= Ernst Kornemann =

German classical historian (1868–1946)

Ernst Kornemann (11 October 1868, Rosenthal near Kassel - 4 December 1946, Munich) was a German classical historian.

== Biography ==
He studied at Giessen (1878–89) and Berlin (1889–92), and took the degree of doctor of philosophy (1891); he was appointed assistant professor teaching under the faculty (1892). He became privatdocent of ancient history at Giessen (1892) and then professor at Tübingen (1902). With Dr.

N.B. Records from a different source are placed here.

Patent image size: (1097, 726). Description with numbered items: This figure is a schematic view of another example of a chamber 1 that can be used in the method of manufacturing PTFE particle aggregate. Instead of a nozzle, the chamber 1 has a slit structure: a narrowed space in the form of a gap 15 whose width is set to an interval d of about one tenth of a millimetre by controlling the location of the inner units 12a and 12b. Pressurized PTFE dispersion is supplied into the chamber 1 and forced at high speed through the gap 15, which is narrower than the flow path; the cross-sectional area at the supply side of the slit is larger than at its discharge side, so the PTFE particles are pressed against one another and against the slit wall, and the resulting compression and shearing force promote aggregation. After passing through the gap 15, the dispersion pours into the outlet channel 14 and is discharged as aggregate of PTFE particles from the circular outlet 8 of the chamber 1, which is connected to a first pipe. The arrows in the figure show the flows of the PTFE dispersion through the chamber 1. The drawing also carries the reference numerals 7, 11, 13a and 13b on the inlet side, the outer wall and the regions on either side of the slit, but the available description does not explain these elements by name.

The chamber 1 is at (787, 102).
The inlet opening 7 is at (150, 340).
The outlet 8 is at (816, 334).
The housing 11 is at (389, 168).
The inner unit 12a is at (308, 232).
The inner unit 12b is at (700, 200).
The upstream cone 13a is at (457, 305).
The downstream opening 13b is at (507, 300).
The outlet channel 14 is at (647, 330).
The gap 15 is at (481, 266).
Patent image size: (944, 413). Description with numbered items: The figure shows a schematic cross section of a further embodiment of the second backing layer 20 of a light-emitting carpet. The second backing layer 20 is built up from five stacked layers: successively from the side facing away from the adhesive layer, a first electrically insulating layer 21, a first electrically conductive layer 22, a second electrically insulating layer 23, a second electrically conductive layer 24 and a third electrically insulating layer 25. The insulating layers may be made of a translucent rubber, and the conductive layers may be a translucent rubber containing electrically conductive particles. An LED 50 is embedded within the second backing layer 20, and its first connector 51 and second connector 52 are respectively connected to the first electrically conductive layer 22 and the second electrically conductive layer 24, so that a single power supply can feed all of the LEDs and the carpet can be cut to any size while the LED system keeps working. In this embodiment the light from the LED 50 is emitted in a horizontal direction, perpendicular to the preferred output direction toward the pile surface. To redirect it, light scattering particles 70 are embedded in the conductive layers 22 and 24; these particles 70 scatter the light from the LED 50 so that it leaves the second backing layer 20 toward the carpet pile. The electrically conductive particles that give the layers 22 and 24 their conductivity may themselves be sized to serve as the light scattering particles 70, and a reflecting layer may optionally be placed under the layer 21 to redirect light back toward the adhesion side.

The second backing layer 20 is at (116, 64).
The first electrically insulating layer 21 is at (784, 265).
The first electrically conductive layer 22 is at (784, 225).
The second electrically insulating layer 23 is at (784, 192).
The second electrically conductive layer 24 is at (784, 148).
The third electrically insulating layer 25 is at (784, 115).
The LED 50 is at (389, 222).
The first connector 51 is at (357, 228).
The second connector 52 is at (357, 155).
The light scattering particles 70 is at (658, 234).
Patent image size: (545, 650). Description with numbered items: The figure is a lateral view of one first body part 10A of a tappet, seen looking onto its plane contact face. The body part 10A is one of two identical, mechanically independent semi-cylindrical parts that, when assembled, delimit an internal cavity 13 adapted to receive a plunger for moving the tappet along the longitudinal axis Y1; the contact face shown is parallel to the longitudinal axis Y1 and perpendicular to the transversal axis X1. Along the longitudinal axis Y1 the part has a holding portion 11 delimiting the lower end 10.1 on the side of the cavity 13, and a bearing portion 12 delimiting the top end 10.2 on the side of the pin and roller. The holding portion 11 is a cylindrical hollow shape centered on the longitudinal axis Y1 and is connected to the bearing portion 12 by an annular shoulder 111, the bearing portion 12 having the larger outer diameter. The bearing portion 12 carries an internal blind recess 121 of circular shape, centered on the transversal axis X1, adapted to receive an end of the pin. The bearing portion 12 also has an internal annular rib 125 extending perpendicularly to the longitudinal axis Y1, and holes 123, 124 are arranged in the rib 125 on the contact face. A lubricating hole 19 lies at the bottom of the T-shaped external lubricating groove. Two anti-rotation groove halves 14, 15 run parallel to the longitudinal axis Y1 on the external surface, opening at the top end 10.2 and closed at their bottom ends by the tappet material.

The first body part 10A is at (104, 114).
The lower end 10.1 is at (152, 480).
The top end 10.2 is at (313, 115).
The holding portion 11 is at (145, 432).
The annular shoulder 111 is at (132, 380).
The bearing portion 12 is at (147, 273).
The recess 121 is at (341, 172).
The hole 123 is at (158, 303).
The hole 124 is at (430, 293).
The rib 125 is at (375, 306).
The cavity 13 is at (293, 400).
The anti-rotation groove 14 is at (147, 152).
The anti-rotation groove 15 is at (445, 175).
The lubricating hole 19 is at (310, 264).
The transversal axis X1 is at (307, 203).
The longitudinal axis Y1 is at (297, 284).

Lehmann-Haupt, of Liverpool, he established the periodical Klio, dedicated to ancient history.

== Literary works ==
His publications include:
- 1891 De civibus Romanis in provinciis imperii consistentibus.
- 1896 Die historische Schriftstellerei des Consuls Asinius Pollio.
- 1903 Zur Geschichte der Graechenzeit.
- 1904 Die neue Livius-Epitome aus Oxyrhynchus.
- 1905 Kaiser Hadrian und der letzte grosse Historiker von Rom.
- 1912 Priesterkodex in der Regia und die Entstehung der altrömische Pseudogeschichte.
- 1921 Mausoleum und Tatenbericht des Augustus, Leizpg: Teubner.
- 1923 Einleitung in die Altertumswissenschaft (edited by Alfred Gercke and Eduard Norden; Bd. 3, Halbband 2).
- 1926 Vom antiken Staat, Berlin: Ferdinand Hirt.
- 1927 Die Stellung der Frau in der vorgriechischen Mittelmeerkultur, Heidelberg: C. Winter.
- 1929 Staat und Wirtschaft, Breslau: M.& H. Marcus.
- 1929 Neue Dokumente zum lakonischen Kaiserkult, Breslau: M.& H. Marcus.
- 1930 Doppelprinzipat und Reichsteilung im Imperium Romanum, Leipzig: Teubner.
- 1934 Staaten, Völker, Männer, Leipzig: Dieterich.
- 1934 Die unsichtbaren Grenzen des Römischen Kaiserreiches, Budapest: Ungarische Akademie der Wissenschaften.
- 1937 Augustus, Breslau: Priebatsch's Buchhandlung.
- 1941 Das Imperium Romanum, Breslau: Korn.
- 1942 Große Frauen des Altertums, Leipzig: Dieterich.
- 1943 Gestalten und Reiche, Leipzig: Dieterich.
- 1946 Tacitus, Wiesbaden: Dieterich.
- 1947 Das Prinzipat des Tiberius und der "Genius Senatus", München: Verlag der Bayerischen Akademie des Wissenschaften.
- 1949 Weltgeschichte des Mittelmeerraumes. Von Philipp II. von Makedonien bis Muhammed, edition of Hermann Bengtson (Teilabdruck 1978: Geschichte der Spätantike).